The California senator was speaking about the policy of busing children to desegregated public schools.
Although American schools were technically desegregated in 1954 they remained largely segregated due to trends in housing and neighbourhood segregation.
Busing, which disappeared by the early 1990s, was seen as the main remedy for this.
Ms Harris, the daughter of a black father from Jamaica and an Indian mother, spoke about a little girl who was bused in the 1970s before revealing: “That little girl was me”.
She said to Mr Biden: “I do not believe you are a racist.
“And I agree with you when you commit yourself to the importance of finding common ground.

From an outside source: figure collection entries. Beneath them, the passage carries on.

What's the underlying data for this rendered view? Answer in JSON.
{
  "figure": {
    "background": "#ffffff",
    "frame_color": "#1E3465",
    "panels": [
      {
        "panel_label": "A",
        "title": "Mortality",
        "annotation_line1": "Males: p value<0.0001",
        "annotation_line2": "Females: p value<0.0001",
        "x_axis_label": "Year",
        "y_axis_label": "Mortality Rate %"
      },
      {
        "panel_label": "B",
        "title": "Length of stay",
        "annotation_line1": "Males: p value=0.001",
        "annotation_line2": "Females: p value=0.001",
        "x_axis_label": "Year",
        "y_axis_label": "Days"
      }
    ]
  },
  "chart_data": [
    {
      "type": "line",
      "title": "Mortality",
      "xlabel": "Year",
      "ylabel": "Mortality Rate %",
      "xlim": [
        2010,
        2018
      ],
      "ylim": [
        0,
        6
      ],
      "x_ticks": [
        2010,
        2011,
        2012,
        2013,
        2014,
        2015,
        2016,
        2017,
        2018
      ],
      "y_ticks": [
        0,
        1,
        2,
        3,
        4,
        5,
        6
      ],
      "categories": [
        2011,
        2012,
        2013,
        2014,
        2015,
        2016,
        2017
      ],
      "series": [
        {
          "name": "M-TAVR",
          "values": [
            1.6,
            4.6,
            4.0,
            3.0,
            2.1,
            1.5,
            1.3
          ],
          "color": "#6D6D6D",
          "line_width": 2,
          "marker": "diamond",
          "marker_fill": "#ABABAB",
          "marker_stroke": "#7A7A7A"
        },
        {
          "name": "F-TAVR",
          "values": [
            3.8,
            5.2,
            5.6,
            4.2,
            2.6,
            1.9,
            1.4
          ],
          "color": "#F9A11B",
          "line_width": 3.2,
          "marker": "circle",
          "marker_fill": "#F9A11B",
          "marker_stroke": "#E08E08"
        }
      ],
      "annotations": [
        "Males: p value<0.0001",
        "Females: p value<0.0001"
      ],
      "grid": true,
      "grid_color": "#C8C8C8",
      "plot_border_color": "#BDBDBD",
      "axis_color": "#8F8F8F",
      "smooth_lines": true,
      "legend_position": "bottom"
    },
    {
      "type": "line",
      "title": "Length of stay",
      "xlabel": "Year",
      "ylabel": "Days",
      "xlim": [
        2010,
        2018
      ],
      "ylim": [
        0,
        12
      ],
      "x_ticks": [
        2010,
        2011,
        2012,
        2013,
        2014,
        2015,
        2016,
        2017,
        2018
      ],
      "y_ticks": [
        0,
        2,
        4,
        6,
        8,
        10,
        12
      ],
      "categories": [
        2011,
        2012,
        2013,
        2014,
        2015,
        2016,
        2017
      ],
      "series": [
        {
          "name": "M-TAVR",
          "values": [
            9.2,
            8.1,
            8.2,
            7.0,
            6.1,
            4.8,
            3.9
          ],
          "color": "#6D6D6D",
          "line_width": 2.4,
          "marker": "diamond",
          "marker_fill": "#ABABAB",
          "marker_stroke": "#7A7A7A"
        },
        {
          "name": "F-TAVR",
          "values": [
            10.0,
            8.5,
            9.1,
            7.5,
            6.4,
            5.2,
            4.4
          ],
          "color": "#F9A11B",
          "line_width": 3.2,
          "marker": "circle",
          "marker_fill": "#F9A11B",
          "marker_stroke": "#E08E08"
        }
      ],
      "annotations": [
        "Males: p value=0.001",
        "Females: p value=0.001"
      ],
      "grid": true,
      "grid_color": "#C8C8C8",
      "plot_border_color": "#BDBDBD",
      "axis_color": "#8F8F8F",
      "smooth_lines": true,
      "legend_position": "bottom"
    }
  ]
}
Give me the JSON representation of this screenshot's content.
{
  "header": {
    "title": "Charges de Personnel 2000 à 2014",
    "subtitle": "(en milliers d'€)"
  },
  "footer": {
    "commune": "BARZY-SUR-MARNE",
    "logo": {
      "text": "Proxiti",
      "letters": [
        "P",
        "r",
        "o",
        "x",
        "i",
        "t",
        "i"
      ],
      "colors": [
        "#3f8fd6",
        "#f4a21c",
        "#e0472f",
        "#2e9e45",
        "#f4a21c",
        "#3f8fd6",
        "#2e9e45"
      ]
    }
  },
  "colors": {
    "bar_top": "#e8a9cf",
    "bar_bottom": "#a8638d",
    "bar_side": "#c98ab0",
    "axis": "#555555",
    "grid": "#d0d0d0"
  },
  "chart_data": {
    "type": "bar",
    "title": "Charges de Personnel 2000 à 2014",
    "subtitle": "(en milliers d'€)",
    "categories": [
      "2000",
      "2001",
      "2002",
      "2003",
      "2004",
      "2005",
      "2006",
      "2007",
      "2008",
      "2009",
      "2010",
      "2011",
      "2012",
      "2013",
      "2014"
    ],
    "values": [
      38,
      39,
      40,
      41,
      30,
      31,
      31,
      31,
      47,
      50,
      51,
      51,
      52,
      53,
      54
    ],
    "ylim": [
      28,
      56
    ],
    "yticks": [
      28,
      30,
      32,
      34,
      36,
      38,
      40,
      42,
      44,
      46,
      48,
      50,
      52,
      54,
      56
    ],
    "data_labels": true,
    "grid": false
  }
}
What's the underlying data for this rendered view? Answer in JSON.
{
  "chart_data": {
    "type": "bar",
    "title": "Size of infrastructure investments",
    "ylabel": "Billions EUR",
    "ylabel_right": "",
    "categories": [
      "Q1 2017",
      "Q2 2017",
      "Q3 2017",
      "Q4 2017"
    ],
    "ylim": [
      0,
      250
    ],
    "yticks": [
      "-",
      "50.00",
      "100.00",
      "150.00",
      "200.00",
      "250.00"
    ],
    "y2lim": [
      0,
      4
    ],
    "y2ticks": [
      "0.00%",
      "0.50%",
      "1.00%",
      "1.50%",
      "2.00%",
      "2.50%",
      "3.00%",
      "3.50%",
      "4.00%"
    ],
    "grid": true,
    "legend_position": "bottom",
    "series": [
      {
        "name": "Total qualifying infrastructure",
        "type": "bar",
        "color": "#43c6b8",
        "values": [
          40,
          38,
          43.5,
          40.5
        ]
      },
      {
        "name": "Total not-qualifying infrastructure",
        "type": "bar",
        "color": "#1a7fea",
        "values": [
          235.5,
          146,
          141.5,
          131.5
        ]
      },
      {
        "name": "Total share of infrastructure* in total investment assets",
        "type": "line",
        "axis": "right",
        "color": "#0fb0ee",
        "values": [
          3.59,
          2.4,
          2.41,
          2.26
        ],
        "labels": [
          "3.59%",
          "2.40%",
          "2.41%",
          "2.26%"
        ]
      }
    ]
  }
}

“But I also believe – and it’s personal and it was hurtful to hear you talk about the reputations of two United States senators who built their reputations and career on the segregation of race in this country.”
Mr Biden, who is the race’s frontrunner and was vice president under Barack Obama, has already been criticised for saying that he worked with segregationists earlier in his career to achieve things in the Senate.
He replied: “It’s a mischaracterisation of my position across the board: I did not praise racists. That is not true.
“If we want to have this campaign litigated on who supports civil rights and whether I did or not, I’m happy to do that.
“Everything I have done in my career, I ran because of civil rights and continue to think we have to make fundamental changes and those civil rights, by the way, include not just African-Americans, but the LGBT community,” he said.
Illegal immigration was also a major focus of the debate and all but one contender (Colorado senator Michael Bennet) said they would make illegally crossing the border a civil offence, rather than a criminal one.
Also, all 10 candidates said their health insurance plans would cover people who arrived in the US illegally.
But Donald Trump tweeted: “All Democrats just raised their hands for giving away millions of illegal aliens unlimited healthcare. How about taking care of American Citizens first!? That’s the end of that race!”
Mr Biden has a healthy lead in opinion polls, while Mr Sanders had been running second but has seen some of his supporters drift to Elizabeth Warren.
There is a large field of contenders for the Democratic presidential nomination and the debates were spread over two nights.
The second night of the debates also included senator Kirsten Gillibrand, former Colorado governor John Hickenlooper, US representative Eric Swalwell, self-help guru Marianne Williamson and entrepreneur Andrew Yang.
They are all polling at around 1% or less.